Nella tarda primavera del 1724 era tutto pronto, ma indeciso su quale delle 5 ricette prodotte fosse la migliore, decide di portarle tutte con se, e con le botti accuratamente conservate, partì alla volta del territorio tedesco.

Estremamente eccitato e fiducioso di un positivo riscontro della famiglia nobiliare Wittelsbach, dopo il lungo viaggio, Il principe aveva il cuore in festa. Stava finalmente per arrivare il coronamento degli enormi sforzi. Mancava qualche metro all’enorme portone in cui fieramente era intarsiata l’araldica nobiliare, quando il principe si accorse degli enormi drappi scuri appesi su tutte le mura.

Curioso e quieto entrò, ma alla vista dell’amata senza vita, distrutto, affranto, tremolante scappò abbandonando la carrozza carica delle sue creazioni, per realizzare le quali aveva speso innumerevoli ore.

Il re affranto provò a far seguire il principe, ma ne perse le tracce. Di lui gli rimasero solo quei 5 barili di una birra dal sapore che mai credeva potesse esistere. Solo la bevanda ebbe il potere di lenire il dolore per la perdita della figlia tanto amata.

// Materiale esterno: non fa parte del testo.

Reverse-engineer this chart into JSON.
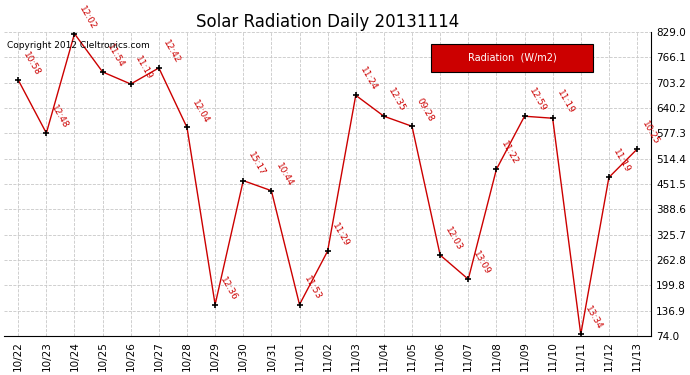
{
  "title": "Solar Radiation Daily 20131114",
  "copyright": "Copyright 2012 Cleltronics.com",
  "legend_label": "Radiation  (W/m2)",
  "x_labels": [
    "10/22",
    "10/23",
    "10/24",
    "10/25",
    "10/26",
    "10/27",
    "10/28",
    "10/29",
    "10/30",
    "10/31",
    "11/01",
    "11/02",
    "11/03",
    "11/04",
    "11/05",
    "11/06",
    "11/07",
    "11/08",
    "11/09",
    "11/10",
    "11/11",
    "11/12",
    "11/13"
  ],
  "y_values": [
    710,
    578,
    825,
    730,
    700,
    740,
    592,
    152,
    460,
    435,
    152,
    285,
    672,
    620,
    595,
    275,
    215,
    488,
    620,
    615,
    78,
    468,
    538
  ],
  "point_labels": [
    "10:58",
    "12:48",
    "12:02",
    "11:54",
    "11:19",
    "12:42",
    "12:04",
    "12:36",
    "15:17",
    "10:44",
    "11:53",
    "11:29",
    "11:24",
    "12:35",
    "09:28",
    "12:03",
    "13:09",
    "11:22",
    "12:59",
    "11:19",
    "13:34",
    "11:19",
    "10:25"
  ],
  "ylim_min": 74.0,
  "ylim_max": 829.0,
  "ytick_values": [
    74.0,
    136.9,
    199.8,
    262.8,
    325.7,
    388.6,
    451.5,
    514.4,
    577.3,
    640.2,
    703.2,
    766.1,
    829.0
  ],
  "line_color": "#cc0000",
  "marker_color": "#000000",
  "label_color": "#cc0000",
  "grid_color": "#c8c8c8",
  "bg_color": "#ffffff",
  "legend_bg": "#cc0000",
  "legend_text_color": "#ffffff",
  "title_color": "#000000",
  "copyright_color": "#000000",
  "title_fontsize": 12,
  "tick_fontsize": 7.5,
  "label_fontsize": 6.5,
  "copyright_fontsize": 6.5
}
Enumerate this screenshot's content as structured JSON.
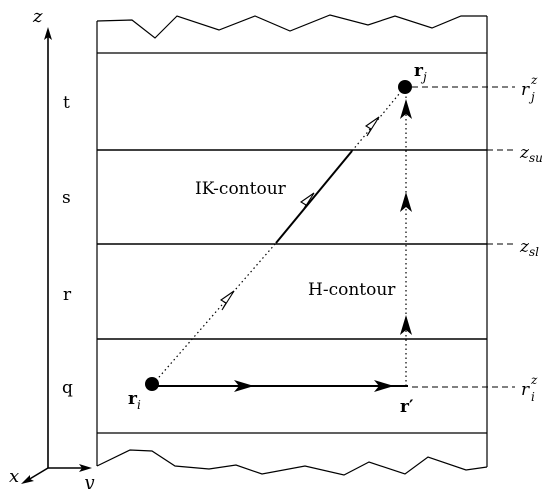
{
  "axes": {
    "z": "z",
    "x": "x",
    "y": "y"
  },
  "layers": [
    "t",
    "s",
    "r",
    "q"
  ],
  "points": {
    "ri_main": "r",
    "ri_sub": "i",
    "rj_main": "r",
    "rj_sub": "j",
    "rprime": "r′"
  },
  "contours": {
    "ik": "IK-contour",
    "h": "H-contour"
  },
  "right_labels": {
    "rjz_main": "r",
    "rjz_sup": "z",
    "rjz_sub": "j",
    "zsu_main": "z",
    "zsu_sub": "su",
    "zsl_main": "z",
    "zsl_sub": "sl",
    "riz_main": "r",
    "riz_sup": "z",
    "riz_sub": "i"
  }
}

Terminati i barili il re chiese ai suoi mastri birrai di replicare le ricette e nonostante i moltissimi tentativi, si narra che mai nessun birraio tedesco riuscì a riproporre quei delicati ed eleganti aromi.

Del principe non si seppe più nulla, a lungo fu cercato, ma mai più ritrovato.

Di lui restarono, in mano al fratello e alla sorella, le innovative tecniche di coltura e le le preziose ricette ispirate dalle persone che più amava, le quali furono custodite e tramandate tenendo in vita il ricordo di un’uomo che fu travolto dall’amore e da una sensibilità fin troppo accesa.